TV「アンビリバボー」は暫く観ていた。その模倣番組「ザ!世界仰天ニュース」は全く観ない。何となれば、日本テレビの悪い癖で何でも出演者のネタばなしに持って行こうとする。動機が不純なんだわ(“ロックンロール・ウィドウ” by 阿木燿子)。
 その「アンビリバボー」も大分前に観なくなった。右に倣って出演者のネタばなし傾向が少し出て来たことと、もう一つは映画化されている実話をそうとは知らずに見、後になって「キャッチ・ミー・イフ・ユー・キャン」などで面白さを殺いでしまうという苦い経験をしたからだ。

実はこの作品もその類。実話は何か月か前に特別番組で見たのだが、まさか映画になっているとは。舞台がモデルとなった中国からタイに変わっているし、登場人物の追加・削除等の工夫が見られるとは雖も、お話の核となる部分は全くそのままなので、興味が半減してしまった。世評より☆★が少ないのは主にそれが理由である。

タイ。貧乏だが天才と言って良い女子高生リン(チュティモン・ジョンジャルーンスックジン)が父親の勧めで私学へ転校する。奨学金で何とかまかなうが、親しくなった同級生グレース(イッサヤー・ホースワン)に試験の答えを教えてやったことから、パット(ティーラドン・スパパンピンヨー)を筆頭とする成績の悪い富豪子息の連中に、カンニングの手伝いをすることを承諾させられてしまう。
 パットは父親にボストン留学をけしかけられ、グレースも指南役として付き合わされることになるが、実力のないグレースはリンに来てもらわらないとお手上げ。そこでその前段となるSTICなるマークシート方式の国際的試験のカンニング作戦についてリンは頭を絞る。
 同じく貧乏人の秀才バンク(チャーノン・サンティナトーンクン)を無理やり指南役として味方に引き入れ、試験開始時刻が同じである為一番早く試験の行われるオーストラリアへ行く。二人で半分ずつ記憶した答案をスマホでタイへ送り、タイの二人はバーコード化したシールを鉛筆に貼る、という作戦である。
 ところが、バンクの犯行はばれ、将来が閉ざされてしまう。リンは放免になるが、将来が閉ざされてすっかり人の変わったように強欲になったバンクに誘われた次なるカンニング商売を固辞し、やがてカンニング事件を当局に語り始める。
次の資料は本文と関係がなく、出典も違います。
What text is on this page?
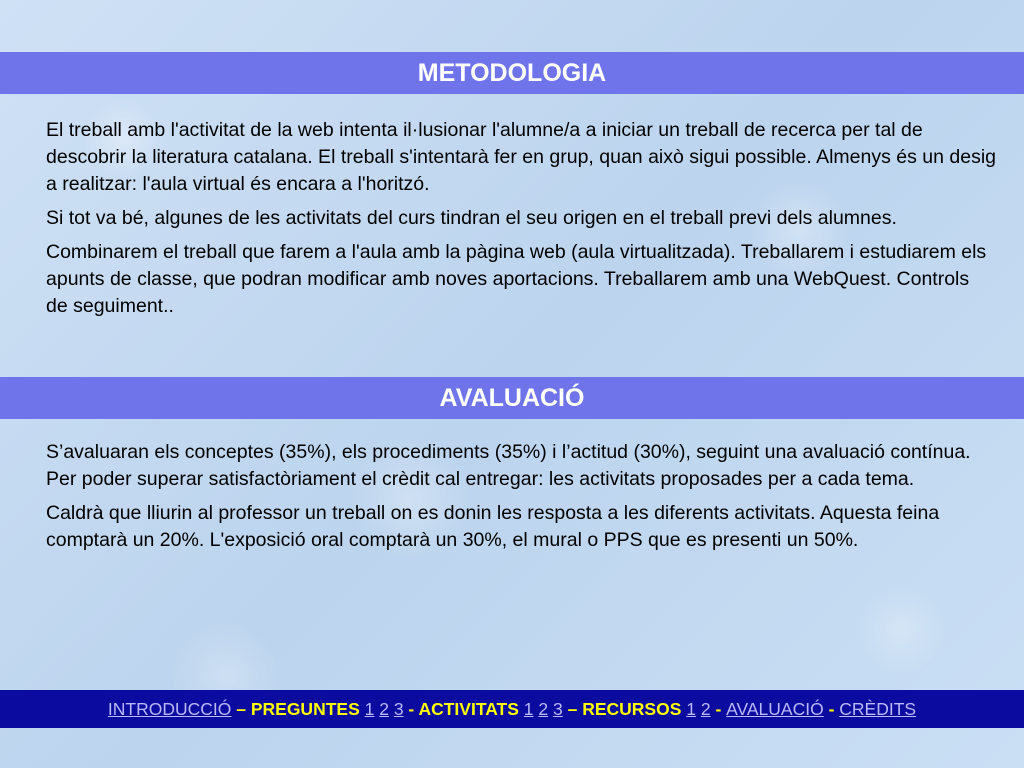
METODOLOGIA

El treball amb l'activitat de la web intenta il·lusionar l'alumne/a a iniciar un treball de recerca per tal de descobrir la literatura catalana. El treball s'intentarà fer en grup, quan això sigui possible. Almenys és un desig a realitzar: l'aula virtual és encara a l'horitzó.

Si tot va bé, algunes de les activitats del curs tindran el seu origen en el treball previ dels alumnes.

Combinarem el treball que farem a l'aula amb la pàgina web (aula virtualitzada). Treballarem i estudiarem els apunts de classe, que podran modificar amb noves aportacions. Treballarem amb una WebQuest. Controls de seguiment..

AVALUACIÓ

S’avaluaran els conceptes (35%), els procediments (35%) i l’actitud (30%), seguint una avaluació contínua. Per poder superar satisfactòriament el crèdit cal entregar: les activitats proposades per a cada tema.

Caldrà que lliurin al professor un treball on es donin les resposta a les diferents activitats. Aquesta feina comptarà un 20%. L'exposició oral comptarà un 30%, el mural o PPS que es presenti un 50%.

INTRODUCCIÓ – PREGUNTES 1 2 3 - ACTIVITATS 1 2 3 – RECURSOS 1 2 - AVALUACIÓ - CRÈDITS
カンニングの手法そのものは実際と全く同じなので、それ自体に既に驚きはない。違うのは実際のヒロインはもっと優秀で、全て一人で記憶する。映画が何故二人にしたかと考えるに、二人にし最終的に対照的な選択をさせるのを見せることで観客に射幸心について考えさせる狙いからであろう。
 これが本作最大の創意工夫で、ドラマとして実際より面白味のあるお話に仕上げている。殊勲賞に相当しよう。ただ、純サスペンスと考えた時には緊張が弱体化した印象を免れない。

捕えられた時の対策を本物と思わせて後半まで進むアイデアも敢闘賞もので、“タイ映画も随分洗練されてきたなあ”と思わせる。同時に、優れたアメリカン・サスペンスを研究した痕を感じる次第。

実話に出て来た、少女にカンニング作戦を授ける大人(塾経営者だったか?)は出て来ない。実話では、カンニング事件は同じ答案が多かったことから発覚し、少女は試験への参加が数年禁止され、当然カンニングした受験者は全員失格となった。もっと劇的な映画でも彼女の告白により当然彼らは合格が取り消されるはずである。

学校の一般的な試験が、この学校に出て来るように、出鱈目を書いてもある程度点が取れるマークシートなのは良くない。これでは本当の実力が測りにくく、差が出にくい。日本の学校ではまさかあるまいね。